Question-21: What are all the possible clients for Impala?

Answer: You can have the following components as an Impala client, which can query or administer the Impala environment. 

  • Hue (Web Interface for querying)
  • Impala Shell
  • ODBC
  • JDBC

 

Question-22: Can Impala use the Hive Metastore?

Answer: Yes, Hive Metastore has the information about available data and let it know structure of the data, schema, table name, column names etc. 

 

Question-23: Can you please give me basic overview, how the queries are executed in case of Impala?

Answer: There is a process named Impala which runs on each DataNode on HDFS, which is responsible for executing and co-ordinating the queries. Each instance of the Impala can receive, plan & co-ordinate queries from Impala client. Queries would be distributed among Impala nodes, and these nodes then act as workers, execute queries in parallel. 

 

Question-24: What is Apache Kudu?

Answer: Apache Kudu is a columnar storage manager, developed for Hadoop platform. Kudu also shares the same common technical properties of Hadoop Ecosystem as below

  • Runs on commodity Hardware
  • Horizontally Scalable
  • Highly available operations

 

Question-25: Can you please tell me some benefits of the Apache Kudu?

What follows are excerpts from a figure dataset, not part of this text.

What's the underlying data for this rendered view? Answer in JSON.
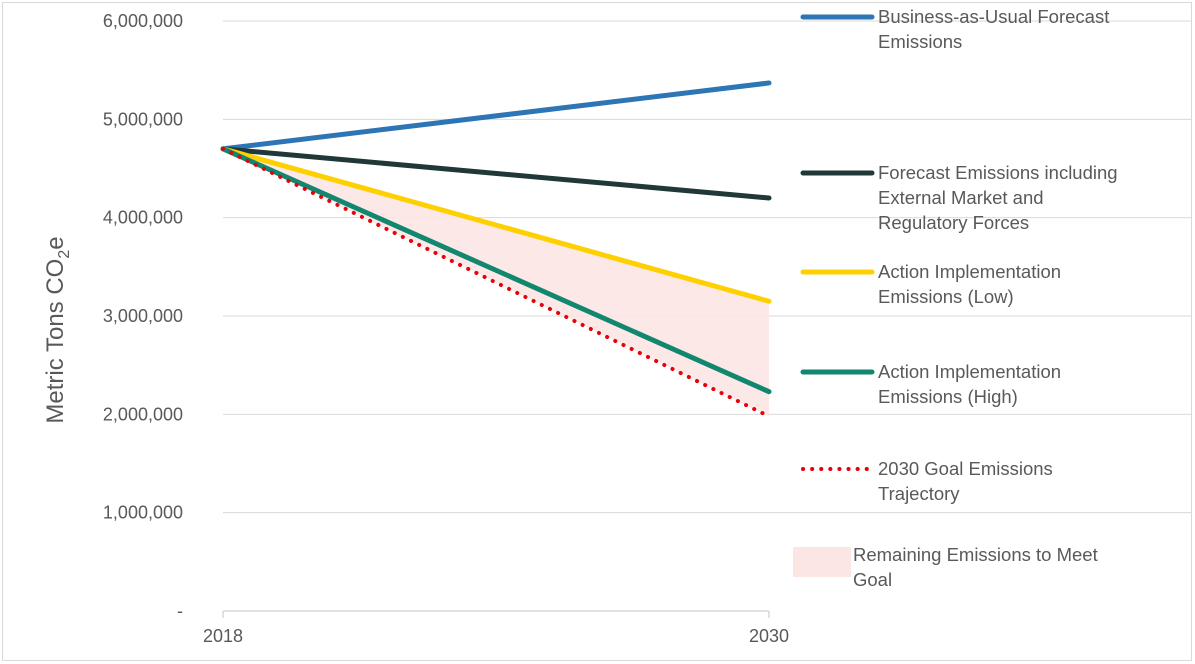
{
  "chart_data": {
    "type": "line",
    "x": [
      "2018",
      "2030"
    ],
    "ylabel_main": "Metric Tons CO",
    "ylabel_sub": "2",
    "ylabel_tail": "e",
    "ylim": [
      0,
      6000000
    ],
    "yticks": [
      0,
      1000000,
      2000000,
      3000000,
      4000000,
      5000000,
      6000000
    ],
    "ytick_labels": [
      "-",
      "1,000,000",
      "2,000,000",
      "3,000,000",
      "4,000,000",
      "5,000,000",
      "6,000,000"
    ],
    "grid": true,
    "legend_position": "right",
    "series": [
      {
        "name_lines": [
          "Business-as-Usual Forecast",
          "Emissions"
        ],
        "values": [
          4700000,
          5370000
        ],
        "color": "#2e75b6",
        "style": "solid"
      },
      {
        "name_lines": [
          "Forecast Emissions including",
          "External Market and",
          "Regulatory Forces"
        ],
        "values": [
          4700000,
          4200000
        ],
        "color": "#203838",
        "style": "solid"
      },
      {
        "name_lines": [
          "Action Implementation",
          "Emissions (Low)"
        ],
        "values": [
          4700000,
          3150000
        ],
        "color": "#ffd000",
        "style": "solid"
      },
      {
        "name_lines": [
          "Action Implementation",
          "Emissions (High)"
        ],
        "values": [
          4700000,
          2230000
        ],
        "color": "#12876f",
        "style": "solid"
      },
      {
        "name_lines": [
          "2030 Goal Emissions",
          "Trajectory"
        ],
        "values": [
          4700000,
          1980000
        ],
        "color": "#e8000b",
        "style": "dotted"
      }
    ],
    "area": {
      "name_lines": [
        "Remaining Emissions to Meet",
        " Goal"
      ],
      "upper": [
        4700000,
        3150000
      ],
      "lower": [
        4700000,
        1980000
      ],
      "color": "#fce6e3"
    }
  }
}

Answer: Following are the few benefits of the Kudu

  • Fast processing of OLAP workloads
  • It can be easily integrated with the MapReduce, Spark, Flume & Other Hadoop Components.
  • Tight integration with Impala
  • Strong but flexible consistency e.g. consistency per request basis.
  • Highly performant for running sequential and random workloads simultaneously. 
  • Can be managed using Cloudera Manager
  • Structured Data Model
  • Highly available